À Athènes, des associations ont réquisitionné le City Plaza, un établissement désaffecté, pour accueillir des réfugiés.

Angélique Kourounis  • 19 octobre 2016 abonné·es
Grèce : À l’hôtel de la bonne étoile
© Photo : Ayhan Mehmet/ANADOLU AGENCY/AFP

« Si, pour l’État, c’est légal qu’un enfant dorme sur le tarmac du port du Pirée et illégal qu’il dorme au chaud dans un hôtel “squatté”, alors on préfère l’illégalité. » À l’hôtel Plaza, une bâtisse abandonnée en plein centre d’Athènes depuis sept ans et squattée depuis presque six mois, ils sont plusieurs à partager cet avis. Mais ils ont été plus loin dans leur indignation : ils ont agi. Les images des familles abandonnées à elles-mêmes dans les salles d’attente du port du Pirée, sans commodités ni intimité, les enfants jouant au bord de l’autoroute devant l’ancien aéroport Hellinikon, avec ses salles nauséabondes, et les humiliations quotidiennes infligées aux réfugiés les ont poussés à franchir la ligne rouge de ce qu’autorise la loi. « On ne squatte pas vraiment, précise non sans rire Giannis Androulidakis, l’une des têtes pensantes de cet exploit, on réquisitionne. On fait ce que devrait faire l’État et qu’il ne fait pas. »

Plus de 400 personnes vivent là, dont 150 enfants et de nombreux nouveau-nés. Des familles de Syriens, d’Afghans, de Kurdes et autres damnés de la Terre qui fuient la guerre ou la misère y ont trouvé refuge, dignité et même un semblant de vie de famille, car chaque famille bénéficie d’une chambre.

Des volontaires se relaient jour et nuit pour assurer la sécurité de tout ce petit monde. « La première chose que nous avons faite a été de remettre l’électricité en état et d’installer des extincteurs à tous les étages », explique fièrement Giannis Androulidakis. « On s’est préparés des mois avant. Rien n’a été laissé au hasard », souligne de son côté Irini Kondaridou, qui fait aussi partie, en tant que professeure, de l’aventure. Car, ici, on a très vite compris, bien avant le gouvernement grec, que bon nombre de réfugiés resteront en Grèce. Il faut donc les préparer à s’intégrer. « Ils doivent certes apprendre l’anglais pour le cas où ils seraient réorientés, mais également le grec, au cas bien plus probable où ils devraient construire leur avenir ici », indique cette professeure de lettres, qui essaie d’intéresser des adolescents à l’histoire grecque.
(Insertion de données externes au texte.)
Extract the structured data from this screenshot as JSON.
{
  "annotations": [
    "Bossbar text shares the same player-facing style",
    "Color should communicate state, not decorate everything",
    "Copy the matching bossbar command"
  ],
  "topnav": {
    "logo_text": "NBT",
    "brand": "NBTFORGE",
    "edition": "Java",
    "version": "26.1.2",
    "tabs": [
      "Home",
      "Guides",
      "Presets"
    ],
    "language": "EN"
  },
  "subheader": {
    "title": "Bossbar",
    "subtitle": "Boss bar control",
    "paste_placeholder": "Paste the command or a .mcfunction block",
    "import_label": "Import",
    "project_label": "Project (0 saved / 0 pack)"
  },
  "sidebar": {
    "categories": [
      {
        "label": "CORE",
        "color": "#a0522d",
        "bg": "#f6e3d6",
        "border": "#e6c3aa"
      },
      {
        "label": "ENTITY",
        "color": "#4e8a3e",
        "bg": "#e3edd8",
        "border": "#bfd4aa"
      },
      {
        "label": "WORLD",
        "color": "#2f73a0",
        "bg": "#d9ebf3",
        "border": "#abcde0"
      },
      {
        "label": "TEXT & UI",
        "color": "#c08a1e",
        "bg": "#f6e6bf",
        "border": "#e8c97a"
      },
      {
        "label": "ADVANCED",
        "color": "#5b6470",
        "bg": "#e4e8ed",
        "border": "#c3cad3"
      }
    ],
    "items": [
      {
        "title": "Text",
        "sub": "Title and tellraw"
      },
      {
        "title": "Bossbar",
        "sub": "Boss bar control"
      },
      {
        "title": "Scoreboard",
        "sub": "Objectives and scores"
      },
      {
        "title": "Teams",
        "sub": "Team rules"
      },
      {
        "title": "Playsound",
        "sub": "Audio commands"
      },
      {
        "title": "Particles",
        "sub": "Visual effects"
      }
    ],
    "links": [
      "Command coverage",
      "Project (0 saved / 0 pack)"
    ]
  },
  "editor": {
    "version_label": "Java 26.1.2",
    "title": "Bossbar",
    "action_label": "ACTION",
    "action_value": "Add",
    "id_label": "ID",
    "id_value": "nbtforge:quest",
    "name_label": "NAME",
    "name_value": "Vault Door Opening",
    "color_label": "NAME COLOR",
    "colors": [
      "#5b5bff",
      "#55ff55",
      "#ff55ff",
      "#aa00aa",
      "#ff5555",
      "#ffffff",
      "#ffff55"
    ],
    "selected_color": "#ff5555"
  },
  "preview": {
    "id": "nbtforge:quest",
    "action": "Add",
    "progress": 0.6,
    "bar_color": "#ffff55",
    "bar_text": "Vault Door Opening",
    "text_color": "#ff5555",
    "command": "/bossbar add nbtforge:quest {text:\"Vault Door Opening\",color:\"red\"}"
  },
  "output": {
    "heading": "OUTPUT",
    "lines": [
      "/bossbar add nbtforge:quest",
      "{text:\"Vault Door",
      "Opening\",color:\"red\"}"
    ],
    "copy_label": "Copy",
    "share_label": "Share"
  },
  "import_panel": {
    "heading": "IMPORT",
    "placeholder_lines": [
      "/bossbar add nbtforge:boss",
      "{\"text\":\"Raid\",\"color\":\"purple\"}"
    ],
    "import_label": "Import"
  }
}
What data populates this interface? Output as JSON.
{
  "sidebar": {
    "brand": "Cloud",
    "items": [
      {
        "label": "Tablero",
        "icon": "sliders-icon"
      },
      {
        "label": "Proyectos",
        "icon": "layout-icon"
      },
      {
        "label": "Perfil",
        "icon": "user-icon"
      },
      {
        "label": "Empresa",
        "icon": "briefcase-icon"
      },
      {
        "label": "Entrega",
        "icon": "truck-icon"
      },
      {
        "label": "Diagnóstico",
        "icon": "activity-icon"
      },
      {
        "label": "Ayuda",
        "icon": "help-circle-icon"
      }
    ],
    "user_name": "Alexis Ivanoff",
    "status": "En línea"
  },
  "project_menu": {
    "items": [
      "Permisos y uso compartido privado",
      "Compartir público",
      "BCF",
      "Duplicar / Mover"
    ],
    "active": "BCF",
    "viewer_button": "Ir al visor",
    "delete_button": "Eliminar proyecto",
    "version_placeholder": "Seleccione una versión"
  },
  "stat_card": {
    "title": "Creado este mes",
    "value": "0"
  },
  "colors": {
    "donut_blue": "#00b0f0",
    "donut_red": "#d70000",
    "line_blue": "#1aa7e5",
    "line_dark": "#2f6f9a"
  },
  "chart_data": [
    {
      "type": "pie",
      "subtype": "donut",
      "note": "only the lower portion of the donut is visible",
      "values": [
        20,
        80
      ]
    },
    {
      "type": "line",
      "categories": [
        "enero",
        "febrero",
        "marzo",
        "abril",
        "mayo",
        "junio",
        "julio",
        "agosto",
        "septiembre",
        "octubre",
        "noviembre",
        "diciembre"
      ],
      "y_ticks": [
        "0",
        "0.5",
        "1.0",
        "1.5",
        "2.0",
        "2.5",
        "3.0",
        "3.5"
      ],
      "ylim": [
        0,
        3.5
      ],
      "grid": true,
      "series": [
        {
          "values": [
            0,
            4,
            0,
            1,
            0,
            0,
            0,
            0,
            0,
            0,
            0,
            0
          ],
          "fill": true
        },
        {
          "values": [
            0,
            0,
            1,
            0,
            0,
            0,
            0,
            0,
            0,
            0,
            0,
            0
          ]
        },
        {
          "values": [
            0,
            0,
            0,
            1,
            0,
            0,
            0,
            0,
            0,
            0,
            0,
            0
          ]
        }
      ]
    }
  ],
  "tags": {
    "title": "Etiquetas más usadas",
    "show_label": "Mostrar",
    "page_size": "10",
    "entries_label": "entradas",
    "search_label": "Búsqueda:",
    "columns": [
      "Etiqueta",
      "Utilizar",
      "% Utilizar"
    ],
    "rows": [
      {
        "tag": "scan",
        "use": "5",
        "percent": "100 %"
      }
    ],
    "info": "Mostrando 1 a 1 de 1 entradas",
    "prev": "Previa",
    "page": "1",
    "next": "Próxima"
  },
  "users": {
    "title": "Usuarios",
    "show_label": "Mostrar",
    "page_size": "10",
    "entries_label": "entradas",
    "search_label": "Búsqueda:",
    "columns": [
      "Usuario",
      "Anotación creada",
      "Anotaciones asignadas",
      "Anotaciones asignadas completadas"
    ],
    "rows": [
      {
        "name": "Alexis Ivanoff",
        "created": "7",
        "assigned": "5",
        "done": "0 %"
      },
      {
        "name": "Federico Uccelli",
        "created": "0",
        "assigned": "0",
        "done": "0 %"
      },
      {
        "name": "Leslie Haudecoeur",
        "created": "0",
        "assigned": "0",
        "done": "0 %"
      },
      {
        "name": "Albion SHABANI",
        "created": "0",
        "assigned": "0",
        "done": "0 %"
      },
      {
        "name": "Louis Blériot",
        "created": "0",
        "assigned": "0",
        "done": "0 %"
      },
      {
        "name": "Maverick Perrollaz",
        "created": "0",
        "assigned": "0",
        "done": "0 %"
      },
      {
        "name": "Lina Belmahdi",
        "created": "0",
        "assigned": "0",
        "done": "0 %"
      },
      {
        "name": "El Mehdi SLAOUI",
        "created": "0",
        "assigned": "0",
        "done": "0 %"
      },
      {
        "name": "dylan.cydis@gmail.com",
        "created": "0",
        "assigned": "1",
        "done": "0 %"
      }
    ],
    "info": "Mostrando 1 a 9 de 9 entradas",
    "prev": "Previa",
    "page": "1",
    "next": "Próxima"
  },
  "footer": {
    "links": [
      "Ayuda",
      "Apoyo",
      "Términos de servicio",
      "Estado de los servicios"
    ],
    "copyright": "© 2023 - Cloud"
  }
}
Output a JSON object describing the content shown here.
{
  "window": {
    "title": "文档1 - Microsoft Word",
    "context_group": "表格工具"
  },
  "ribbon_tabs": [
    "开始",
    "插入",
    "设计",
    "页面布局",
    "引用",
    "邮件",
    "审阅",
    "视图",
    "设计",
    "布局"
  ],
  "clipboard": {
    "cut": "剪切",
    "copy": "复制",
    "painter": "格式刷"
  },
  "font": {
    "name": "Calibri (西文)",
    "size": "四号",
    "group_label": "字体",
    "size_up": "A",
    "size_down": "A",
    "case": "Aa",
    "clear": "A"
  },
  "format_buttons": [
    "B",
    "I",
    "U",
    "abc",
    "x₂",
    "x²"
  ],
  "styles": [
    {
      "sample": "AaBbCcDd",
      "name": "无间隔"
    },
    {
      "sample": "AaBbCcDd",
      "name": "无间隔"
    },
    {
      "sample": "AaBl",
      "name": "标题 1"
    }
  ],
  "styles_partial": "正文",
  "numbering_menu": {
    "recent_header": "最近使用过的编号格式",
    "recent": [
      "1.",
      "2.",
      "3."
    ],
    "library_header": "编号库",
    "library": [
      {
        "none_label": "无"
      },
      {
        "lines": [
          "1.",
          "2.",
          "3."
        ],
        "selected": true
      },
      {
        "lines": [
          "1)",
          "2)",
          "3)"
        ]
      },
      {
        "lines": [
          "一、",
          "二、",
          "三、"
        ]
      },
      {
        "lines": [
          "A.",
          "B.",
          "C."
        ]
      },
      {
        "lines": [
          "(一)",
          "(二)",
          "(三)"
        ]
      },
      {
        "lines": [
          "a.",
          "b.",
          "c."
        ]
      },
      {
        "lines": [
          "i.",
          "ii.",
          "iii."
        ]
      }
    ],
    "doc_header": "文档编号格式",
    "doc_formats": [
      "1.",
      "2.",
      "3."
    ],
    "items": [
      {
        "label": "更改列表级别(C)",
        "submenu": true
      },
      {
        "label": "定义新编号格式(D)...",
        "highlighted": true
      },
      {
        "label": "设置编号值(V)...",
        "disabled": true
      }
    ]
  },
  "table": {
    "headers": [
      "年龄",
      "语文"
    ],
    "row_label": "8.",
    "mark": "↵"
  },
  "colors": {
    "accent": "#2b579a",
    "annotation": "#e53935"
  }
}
Pour les tout-petits, très nombreux, des volontaires des quatre coins du monde se relaient. Aujourd’hui, un couple de jeunes filles, une Suissesse et une Espagnole, propose de la musique et de la danse. « C’est super, ce qu’elles font, confie Suzanna, réfugiée syrienne et mère de sept enfants, mais les ateliers, les chants, les danses, les dessins et les sorties ne suffisent pas. Il faut absolument que les enfants recommencent à apprendre et aillent à l’école. » Le mari de Suzanna est déjà arrivé en Suède avec cinq de leurs enfants. La frontière s’est fermée avant qu’elle puisse le rejoindre. Elle est restée seule ici avec les deux autres, dont son aînée de 16 ans, Lina, qui s’est mise au français.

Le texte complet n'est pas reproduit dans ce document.